Sunday, March 18, 2007

Horror. Terror. Herror. Torror

I'm tracking something not mine. Like when I told Ken Moffett that I couldn't paint strength because I had no strong marks that felt like mine. They were all borrowed.
A veil of quiet is all over from the studio and best to keep it and to borrow:
(Didn't want death anywhere near the paintings. Its mention-- with prefix-- in my artist statement makes my asshole close.)
Not mine yet. But then again, when redemption first came up in painting I was priest, paintings were flock, and no sheep un-redeemable(driving on 12th avenue in Vancouver at night, either with Jesse or wanting to tell him or wishing he was the one with me).

"Form in art necessarily is an exertion toward the elimination of fortuitousness and accident and randomness and athwartness, all of that which we may call liveliness-- life being that which doesn't hold still and is recalcitrant to final composure"

""He is a satirist and he is, in a special and restricted sense, an artist, a maker of compositions. The strategies of composition are to be imposed on the deadly chaos of what we may call the facts of life. But Hawkes is also exceedingly stringent in his perceptions, and he will not either reduce the difficulties of the enterprise or meliorate the paradox. The fact is that the strategies of composition never really work-- with the result, for form, by the way, that these intensely composed fictions remain at the quite open-ended and provisional, no less than in the novels, let us say, of Saul Bellow. The dynamic of Hawkes' fictions is this: aesthetic form-- which is to say, art-- is set forth to subdue nightmare randomness, and succeeds only to the point of the contingency of the next and inevitable eruption of that randomness. The stakes are these: art finally implies death, but so does the violence of our lives. And there is a paradigm here: society itself, or history itself, is the deathly imposition of harmonies on human will (the source of which, according to Schopenhauer, is the genitals), on that human willfulness which lacking ht deathly imposition of harmonies commits murders"

From: The Satyr At The Head Of The Mob by Marcus Klein
Published in: A John Hawkes Symposium: Design and Debris. NDP446

PS. There will be a second part to this post tomorrow.
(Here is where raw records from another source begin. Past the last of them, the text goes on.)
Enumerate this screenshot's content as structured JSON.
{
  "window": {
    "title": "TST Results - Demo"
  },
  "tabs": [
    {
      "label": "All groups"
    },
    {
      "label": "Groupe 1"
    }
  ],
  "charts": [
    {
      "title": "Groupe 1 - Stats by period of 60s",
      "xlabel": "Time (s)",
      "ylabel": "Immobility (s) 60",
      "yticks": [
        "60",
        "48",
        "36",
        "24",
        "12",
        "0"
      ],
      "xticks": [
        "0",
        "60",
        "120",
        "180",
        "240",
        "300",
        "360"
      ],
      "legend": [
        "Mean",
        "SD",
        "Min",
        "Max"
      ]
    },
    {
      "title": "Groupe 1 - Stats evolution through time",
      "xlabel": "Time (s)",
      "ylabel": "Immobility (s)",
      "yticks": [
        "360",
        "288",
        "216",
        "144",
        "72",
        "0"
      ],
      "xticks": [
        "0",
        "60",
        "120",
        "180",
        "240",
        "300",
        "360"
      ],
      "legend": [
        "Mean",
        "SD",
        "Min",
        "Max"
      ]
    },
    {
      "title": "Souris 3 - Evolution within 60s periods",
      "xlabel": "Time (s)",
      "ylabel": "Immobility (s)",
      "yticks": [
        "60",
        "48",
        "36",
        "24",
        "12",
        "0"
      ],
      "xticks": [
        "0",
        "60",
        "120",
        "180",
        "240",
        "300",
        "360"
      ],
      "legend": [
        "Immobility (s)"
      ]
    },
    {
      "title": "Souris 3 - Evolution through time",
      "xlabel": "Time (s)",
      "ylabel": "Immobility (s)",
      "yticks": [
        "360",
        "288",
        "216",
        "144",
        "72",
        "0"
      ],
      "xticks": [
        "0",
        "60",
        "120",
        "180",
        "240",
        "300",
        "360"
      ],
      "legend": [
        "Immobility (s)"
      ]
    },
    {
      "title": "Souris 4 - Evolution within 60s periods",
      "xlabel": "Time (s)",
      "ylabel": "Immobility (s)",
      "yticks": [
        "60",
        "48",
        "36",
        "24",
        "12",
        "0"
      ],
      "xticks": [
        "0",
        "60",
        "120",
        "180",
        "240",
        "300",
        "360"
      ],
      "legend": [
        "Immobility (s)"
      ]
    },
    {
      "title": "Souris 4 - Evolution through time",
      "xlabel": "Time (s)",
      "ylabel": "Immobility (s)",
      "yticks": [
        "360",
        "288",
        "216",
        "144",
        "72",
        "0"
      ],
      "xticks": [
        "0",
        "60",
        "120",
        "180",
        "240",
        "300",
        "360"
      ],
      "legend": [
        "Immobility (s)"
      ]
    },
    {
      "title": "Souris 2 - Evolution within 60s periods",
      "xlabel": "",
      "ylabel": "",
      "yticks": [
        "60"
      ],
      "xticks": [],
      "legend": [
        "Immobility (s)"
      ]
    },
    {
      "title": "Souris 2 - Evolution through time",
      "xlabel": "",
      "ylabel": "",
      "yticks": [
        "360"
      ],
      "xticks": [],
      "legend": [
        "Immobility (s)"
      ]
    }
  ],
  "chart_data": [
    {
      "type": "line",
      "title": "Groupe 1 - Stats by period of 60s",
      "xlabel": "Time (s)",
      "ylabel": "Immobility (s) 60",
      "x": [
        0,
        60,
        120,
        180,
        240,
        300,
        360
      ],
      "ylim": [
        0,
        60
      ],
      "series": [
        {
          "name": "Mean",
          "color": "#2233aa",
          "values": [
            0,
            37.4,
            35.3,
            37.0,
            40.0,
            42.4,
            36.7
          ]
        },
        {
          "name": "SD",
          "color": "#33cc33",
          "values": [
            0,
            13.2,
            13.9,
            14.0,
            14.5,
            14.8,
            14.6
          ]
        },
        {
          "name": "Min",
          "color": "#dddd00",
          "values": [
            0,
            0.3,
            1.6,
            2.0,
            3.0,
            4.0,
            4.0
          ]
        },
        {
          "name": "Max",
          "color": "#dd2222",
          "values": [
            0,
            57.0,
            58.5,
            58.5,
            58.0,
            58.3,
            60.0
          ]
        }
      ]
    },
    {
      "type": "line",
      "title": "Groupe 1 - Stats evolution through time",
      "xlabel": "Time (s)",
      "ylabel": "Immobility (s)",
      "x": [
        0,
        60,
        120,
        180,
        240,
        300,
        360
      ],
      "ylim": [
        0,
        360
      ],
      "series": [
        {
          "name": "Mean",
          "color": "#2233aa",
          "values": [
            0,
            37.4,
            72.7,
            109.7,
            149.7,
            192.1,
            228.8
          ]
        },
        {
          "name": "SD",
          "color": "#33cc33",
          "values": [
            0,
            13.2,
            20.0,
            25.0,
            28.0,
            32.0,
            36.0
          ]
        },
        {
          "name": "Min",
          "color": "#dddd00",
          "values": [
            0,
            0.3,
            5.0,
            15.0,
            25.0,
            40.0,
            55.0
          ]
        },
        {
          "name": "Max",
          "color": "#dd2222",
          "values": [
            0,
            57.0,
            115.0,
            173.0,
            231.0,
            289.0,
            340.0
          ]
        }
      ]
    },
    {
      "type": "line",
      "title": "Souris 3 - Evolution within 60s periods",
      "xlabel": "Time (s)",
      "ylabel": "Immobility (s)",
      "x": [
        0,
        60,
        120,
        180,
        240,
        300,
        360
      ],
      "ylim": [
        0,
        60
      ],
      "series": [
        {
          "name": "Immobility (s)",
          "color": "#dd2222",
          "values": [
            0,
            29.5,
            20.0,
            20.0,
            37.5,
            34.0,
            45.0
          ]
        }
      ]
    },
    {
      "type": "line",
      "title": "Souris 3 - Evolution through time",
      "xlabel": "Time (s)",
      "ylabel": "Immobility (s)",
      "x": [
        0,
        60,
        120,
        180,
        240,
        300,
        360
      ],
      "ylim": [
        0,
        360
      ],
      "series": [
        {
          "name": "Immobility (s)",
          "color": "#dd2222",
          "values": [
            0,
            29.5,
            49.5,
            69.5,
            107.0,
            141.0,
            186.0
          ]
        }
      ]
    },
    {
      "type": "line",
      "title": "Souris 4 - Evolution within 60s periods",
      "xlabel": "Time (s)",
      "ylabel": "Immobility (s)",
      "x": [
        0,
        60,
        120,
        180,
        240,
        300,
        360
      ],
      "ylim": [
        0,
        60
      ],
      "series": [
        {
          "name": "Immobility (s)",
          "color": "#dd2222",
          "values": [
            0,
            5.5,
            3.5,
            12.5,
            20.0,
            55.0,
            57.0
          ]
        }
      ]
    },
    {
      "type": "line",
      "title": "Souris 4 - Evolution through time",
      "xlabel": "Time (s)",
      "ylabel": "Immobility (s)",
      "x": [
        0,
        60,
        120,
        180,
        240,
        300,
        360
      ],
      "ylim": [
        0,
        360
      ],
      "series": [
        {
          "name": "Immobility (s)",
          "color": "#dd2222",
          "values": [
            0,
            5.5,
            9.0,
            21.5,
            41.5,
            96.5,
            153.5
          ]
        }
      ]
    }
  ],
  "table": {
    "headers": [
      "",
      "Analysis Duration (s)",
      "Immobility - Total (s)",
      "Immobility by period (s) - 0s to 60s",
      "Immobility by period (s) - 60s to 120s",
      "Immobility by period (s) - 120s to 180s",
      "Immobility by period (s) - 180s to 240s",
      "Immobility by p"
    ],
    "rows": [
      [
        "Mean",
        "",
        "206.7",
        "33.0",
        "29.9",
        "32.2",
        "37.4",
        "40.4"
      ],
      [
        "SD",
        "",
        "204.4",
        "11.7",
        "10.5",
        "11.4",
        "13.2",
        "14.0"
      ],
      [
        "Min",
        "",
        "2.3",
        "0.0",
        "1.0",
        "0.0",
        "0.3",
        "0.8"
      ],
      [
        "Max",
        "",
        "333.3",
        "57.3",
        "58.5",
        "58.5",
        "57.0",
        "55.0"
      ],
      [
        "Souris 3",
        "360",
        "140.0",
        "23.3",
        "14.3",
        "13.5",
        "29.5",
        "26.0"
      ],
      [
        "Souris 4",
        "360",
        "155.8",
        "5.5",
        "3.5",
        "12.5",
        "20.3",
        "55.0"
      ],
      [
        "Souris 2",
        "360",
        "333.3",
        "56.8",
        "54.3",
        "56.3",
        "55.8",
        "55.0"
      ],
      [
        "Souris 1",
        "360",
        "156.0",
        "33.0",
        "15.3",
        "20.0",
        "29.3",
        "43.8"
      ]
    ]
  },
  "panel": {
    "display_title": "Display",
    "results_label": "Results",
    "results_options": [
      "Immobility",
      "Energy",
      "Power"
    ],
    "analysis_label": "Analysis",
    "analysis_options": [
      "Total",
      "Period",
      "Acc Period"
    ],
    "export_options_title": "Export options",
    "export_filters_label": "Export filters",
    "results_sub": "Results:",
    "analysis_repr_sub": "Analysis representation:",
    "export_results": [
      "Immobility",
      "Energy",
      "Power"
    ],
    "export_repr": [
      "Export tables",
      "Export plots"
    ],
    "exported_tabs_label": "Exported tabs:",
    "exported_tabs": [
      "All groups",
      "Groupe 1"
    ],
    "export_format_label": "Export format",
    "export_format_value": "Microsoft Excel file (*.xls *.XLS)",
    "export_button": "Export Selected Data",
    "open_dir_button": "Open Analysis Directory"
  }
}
I left "Helping Verbs of The Heart" by Peter Esterhazy at the laundromat, and am not one to remember quotes verbatim.


mlle. mabey said...

it’s funny- why are all my correspondences to you of late starting with this phrase? - but last night, in the middle of a stack of readings about relational aesthetics, the thought popped into my head:

“wil wouldn’t paint if he didn’t believe in redemption”

(actually a much delayed response to a conversation had with jesse a couple weeks ago- I am always too late, all spirit of the stairway.)

and i don’t know what to make of it yet.

maybe connected to a thought that bubbled up later in the night:

"being a postmodern art historian/critic/curator is like waking up with a pounding headache and clement greenberg in your bed.

’oh, no.’

so you finally manage to trundle him out, then call an emergency brunch with your girls, during which you analyze in obsessive detail the events of the previous night.

you get home and realize he totally left his homburg at your place (like, probably totally on purpose).

and as much as you try to pretend like "this one doesn't count," beer goggles aren't to blame; you saw something there, or you were looking for something.

standing in the middle of your bedroom, homburg in one hand and phone number scrawled on a cocktail napkin in the other; so do you call him or don't you?"

so, yeah.

Wil Murray said...

Your analogy makes me think of exactly what i was talking with about my first foray into redemption and painting.
You tell it now as the girl, but maybe you're Greenberg or the Homburg or the bed. Likely you're the writer.
As for "wouldn't paint if...". I have a hard time with supposing anything involving not painting. I paint and believe in redemption and struggle in both.